I. SUBACUTE SCLEROSING PANENCEPHALITIS (SSPE)

1. Clinical features
a. Onset: 5-20 years of age, predominantly in males. The disease has always been preceded by an attack of measles in the distant past or, occasionally, by measles immunization.

b. Clinical presentation: personality changes, intellectual deterioration; periodic involuntary movements; decerebrate rigidity, severe dementia

c. Duration: death usually in several years

d. CSF changes: elevated gamma globulin; antibody titer elevated to measles

2. Pathological changes
a. Gross pathology: Cortical atrophy, demyelination and ventricular dilatation may all be present; changes are mild and are not diagnostic.

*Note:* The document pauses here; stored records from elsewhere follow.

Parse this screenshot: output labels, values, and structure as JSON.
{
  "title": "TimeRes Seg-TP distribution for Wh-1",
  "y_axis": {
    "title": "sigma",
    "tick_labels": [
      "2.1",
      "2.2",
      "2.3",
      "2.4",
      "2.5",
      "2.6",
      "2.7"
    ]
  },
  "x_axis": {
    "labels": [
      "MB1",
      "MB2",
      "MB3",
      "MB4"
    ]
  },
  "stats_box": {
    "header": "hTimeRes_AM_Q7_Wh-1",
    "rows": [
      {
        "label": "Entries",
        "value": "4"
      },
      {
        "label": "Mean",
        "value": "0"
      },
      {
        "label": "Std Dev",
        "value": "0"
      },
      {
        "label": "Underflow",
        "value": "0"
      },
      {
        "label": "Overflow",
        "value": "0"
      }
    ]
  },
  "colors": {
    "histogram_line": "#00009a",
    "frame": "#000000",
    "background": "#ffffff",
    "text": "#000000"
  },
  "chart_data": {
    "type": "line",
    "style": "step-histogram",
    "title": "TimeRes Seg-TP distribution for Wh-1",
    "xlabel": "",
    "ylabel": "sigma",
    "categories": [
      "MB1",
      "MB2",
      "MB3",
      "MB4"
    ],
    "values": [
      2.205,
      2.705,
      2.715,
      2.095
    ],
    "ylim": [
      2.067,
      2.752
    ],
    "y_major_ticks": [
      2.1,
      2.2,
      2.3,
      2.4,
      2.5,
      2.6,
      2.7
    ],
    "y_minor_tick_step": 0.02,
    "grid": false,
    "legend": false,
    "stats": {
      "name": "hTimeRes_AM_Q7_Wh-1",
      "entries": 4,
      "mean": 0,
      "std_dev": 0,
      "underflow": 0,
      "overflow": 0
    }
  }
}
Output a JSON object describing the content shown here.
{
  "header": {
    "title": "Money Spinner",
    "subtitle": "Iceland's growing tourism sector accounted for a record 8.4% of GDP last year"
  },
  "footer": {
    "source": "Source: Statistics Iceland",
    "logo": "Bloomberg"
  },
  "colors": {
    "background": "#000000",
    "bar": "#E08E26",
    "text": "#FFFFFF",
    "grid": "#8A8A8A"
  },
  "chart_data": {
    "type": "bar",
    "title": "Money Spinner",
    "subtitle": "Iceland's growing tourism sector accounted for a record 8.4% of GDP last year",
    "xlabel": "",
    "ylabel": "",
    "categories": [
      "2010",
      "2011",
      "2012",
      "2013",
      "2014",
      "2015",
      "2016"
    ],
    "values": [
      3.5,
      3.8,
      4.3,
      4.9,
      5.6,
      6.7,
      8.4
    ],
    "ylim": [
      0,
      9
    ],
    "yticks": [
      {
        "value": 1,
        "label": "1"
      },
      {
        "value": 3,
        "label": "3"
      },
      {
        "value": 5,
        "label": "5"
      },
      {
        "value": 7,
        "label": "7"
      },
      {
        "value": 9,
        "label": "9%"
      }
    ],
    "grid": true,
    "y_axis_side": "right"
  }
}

b. Microscopic pathology: Inclusion bodies in oligodendroglia, neurons and astrocytes; chronic inflammatory reaction (perivascular cuffing by lymphocytes and plasma cells); some neuronal loss, gliosis and demyelination. The entire brain may be involved, but lesions are often more severe in neocortex, white matter, hippocampus, thalamus, ventral brainstem. Ultrastructural changes include paramyxovirus nucleocapsid tubules characteristic of measles virus in the inclusion bodies.
This low power microscopic view shows perivascular cuffing in a case of subacute sclerosing panencephalitis, with mononuclear cells clustered around a vessel.


This high power microscopic image shows nuclear inclusions (look for cells at right side and left side) in a case of subacute sclerosing panencephalitis.